Mit der Auswahl an Besteck verhält es sich ähnlich wie mit der nach den Töpfen und Schüsseln. Messer, Gabel und Löffel an seinem Teller befördern eine Auswahl, die Hein überfordert. An schlechten Tagen versucht er, die im Teller verbliebene Sauce mit dem Messer auszulöffeln. An guten Tagen macht er sich einfach und schlürft sie wie jeder Mensch, der seine Kindheit nicht vergessen hat, aus. Die Kuchengabel, die gerade noch im Gewürzgurkenglas steckte, benutzt er gerne, um sich die damit abgeschnittene Butter aufs Brot zu schmieren. Gefährlich wird es, wenn das offen auf der Küchenzeile stehende Quittenkompott mit dem langen Brotmesser gegessen wird. Diese Situation führte nur knapp nicht zu einem von beiden Seiten unbeabsichtigten, Schlagzeilen garantierenden Blutbad.

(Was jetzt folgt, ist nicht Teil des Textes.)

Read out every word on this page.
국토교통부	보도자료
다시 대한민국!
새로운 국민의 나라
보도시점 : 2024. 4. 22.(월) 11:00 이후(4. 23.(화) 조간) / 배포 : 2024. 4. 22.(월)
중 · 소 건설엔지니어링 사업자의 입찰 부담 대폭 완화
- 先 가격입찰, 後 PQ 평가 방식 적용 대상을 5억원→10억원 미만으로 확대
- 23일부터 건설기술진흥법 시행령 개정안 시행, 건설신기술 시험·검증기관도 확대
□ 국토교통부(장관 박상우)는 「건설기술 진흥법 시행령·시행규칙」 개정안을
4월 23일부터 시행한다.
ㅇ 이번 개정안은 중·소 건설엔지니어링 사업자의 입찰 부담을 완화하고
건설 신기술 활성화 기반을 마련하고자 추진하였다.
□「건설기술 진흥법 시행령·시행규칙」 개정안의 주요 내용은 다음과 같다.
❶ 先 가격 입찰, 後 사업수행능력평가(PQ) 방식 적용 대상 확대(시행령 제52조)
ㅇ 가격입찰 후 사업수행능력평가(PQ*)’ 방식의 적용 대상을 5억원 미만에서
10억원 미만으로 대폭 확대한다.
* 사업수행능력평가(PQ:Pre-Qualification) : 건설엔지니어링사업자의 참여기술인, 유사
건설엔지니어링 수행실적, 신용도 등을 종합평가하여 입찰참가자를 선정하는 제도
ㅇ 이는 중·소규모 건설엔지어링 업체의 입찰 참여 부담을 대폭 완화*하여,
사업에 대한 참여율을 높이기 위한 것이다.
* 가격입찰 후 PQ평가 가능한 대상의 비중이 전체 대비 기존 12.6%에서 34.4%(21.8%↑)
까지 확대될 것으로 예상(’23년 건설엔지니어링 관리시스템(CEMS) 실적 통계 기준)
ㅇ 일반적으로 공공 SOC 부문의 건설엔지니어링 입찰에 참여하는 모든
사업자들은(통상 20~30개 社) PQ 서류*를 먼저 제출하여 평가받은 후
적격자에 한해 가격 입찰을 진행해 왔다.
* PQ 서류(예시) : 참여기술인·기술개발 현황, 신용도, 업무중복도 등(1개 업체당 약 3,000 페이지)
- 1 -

Schwer wiegt jedoch, dass Hein das Essen vergessen würde, würden wir es nicht zubereiten. Bedürfnisse wie Hunger und Durst äußert er nicht mehr. Regelrecht erleichtert wirkt er, wenn ich einfach nur einen Kaffee koche. Als Reaktion entkommt ihm schon mal ein „Na endlich“. Nicht sehr höflich, aber darauf kommt es nicht mehr an. Das ist auch ein Grund, warum die Obstkörbe gut gefüllt und sichtbar auf der Küchenzeile stehen. Regelmäßig greift er rein und sorgt so auch noch ein wenig für seinen Flüssigkeitshaushalt.

Im Prinzip müssen wir mit dem Isstzustand zufrieden sein. Schlechter wird er von alleine. Bald oder sehr bald.